The poor progress of his invasion seems to have taken an additional toll on his health.
In a televised meeting on April 21, the "bloated" leader, sitting at a desk and discussing the invasion with his defence minister Sergei Shoigu, seemed to be gripping the corner of his desk firmly in an apparent attempt to hid a trembling hand.
A report from Telegram channel General SVR claimed that Putin, who turns 70 in October, would be incapacitated "for a short time” this month following a surgical procedure.
The report added that he planned to hand the reins over to close aide Nikolai Patrushev, former chief of the Federal Security Service, while he recuperates.

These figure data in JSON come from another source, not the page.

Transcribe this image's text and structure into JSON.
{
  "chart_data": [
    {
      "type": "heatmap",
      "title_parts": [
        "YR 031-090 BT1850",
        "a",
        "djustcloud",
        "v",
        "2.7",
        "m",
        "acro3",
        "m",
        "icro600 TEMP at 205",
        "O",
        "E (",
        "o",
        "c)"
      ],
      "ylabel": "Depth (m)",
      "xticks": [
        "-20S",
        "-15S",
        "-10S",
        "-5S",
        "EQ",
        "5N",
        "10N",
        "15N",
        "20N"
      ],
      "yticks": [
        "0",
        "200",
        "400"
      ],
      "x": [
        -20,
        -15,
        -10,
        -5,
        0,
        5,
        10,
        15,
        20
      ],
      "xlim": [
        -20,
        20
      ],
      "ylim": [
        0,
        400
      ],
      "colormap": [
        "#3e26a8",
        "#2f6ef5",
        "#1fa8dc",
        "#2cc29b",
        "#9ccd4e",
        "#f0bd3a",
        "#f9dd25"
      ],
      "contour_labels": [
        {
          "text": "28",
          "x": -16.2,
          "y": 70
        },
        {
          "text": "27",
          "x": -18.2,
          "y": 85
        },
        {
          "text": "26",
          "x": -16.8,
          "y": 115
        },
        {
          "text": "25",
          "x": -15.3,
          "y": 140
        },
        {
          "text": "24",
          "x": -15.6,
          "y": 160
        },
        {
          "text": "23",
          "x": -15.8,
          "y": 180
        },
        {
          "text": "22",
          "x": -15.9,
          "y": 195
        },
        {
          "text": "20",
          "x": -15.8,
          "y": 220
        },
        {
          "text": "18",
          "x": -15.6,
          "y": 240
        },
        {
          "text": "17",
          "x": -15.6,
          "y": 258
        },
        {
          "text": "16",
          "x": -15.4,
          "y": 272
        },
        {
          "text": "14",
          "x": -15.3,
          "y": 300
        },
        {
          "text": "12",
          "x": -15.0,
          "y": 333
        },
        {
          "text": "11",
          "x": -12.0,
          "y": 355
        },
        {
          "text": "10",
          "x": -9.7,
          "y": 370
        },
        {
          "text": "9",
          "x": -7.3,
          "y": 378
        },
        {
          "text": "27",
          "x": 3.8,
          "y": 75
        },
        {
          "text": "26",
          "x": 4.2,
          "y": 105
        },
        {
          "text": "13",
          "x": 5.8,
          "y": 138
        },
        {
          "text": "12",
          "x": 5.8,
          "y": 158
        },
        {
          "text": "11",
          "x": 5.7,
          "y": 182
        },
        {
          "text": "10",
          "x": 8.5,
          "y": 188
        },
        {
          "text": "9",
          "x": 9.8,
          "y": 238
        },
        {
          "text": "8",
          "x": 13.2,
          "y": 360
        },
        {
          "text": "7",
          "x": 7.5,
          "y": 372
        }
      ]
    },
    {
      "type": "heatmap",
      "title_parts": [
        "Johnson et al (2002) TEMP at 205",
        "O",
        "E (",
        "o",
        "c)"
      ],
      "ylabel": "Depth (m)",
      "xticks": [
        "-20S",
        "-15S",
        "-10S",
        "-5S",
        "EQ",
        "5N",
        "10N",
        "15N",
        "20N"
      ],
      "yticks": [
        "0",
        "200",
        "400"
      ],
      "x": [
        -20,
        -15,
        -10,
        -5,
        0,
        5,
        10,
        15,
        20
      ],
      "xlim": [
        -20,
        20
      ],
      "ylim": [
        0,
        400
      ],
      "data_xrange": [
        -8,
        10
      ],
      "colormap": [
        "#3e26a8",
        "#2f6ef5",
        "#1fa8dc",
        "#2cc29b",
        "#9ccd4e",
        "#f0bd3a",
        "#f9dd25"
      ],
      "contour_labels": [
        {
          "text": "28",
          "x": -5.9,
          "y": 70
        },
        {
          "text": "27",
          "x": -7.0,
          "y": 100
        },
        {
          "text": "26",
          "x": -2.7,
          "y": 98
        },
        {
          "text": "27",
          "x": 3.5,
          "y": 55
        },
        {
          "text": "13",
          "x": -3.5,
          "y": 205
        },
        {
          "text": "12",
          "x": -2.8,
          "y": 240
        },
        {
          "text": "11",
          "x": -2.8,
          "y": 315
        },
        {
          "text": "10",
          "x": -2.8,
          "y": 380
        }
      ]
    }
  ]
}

Despite predictions of a fiery Victory Day speech, President Putin was somewhat muted this morning.
Russian President Vladimir Putin and Defence Minister Sergei Shoigu speak after the military parade
He attempted to justify the attack on Ukraine by drawing parallels with the Soviet Union’s struggle against Hitler ’s Germany but stopped short of announcing any major new escalation of the conflict.
Instead, by focusing on what he claimed was a Ukrainian plan for a major crackdown on pro-Russian communities in the Donbas region he appeared to be preparing the ground for a limited occupation of just that area and abandoning his wider claims on Ukrainian territory.
"You are fighting for our people in Donbas, for the security of our motherland, its future," he said.
The Russian public tend to be quite patriotic by nature, and are likely to have taken Putin’s words at face value.
However, some Russians tuning in to watch the parade on TV may have been met with a very different message.
The BBC's Francis Scarr reports that the name of every show had been changed to "On your hands is the blood of thousands of Ukrainians and their hundreds of murdered children. TV and the authorities are lying. No to war".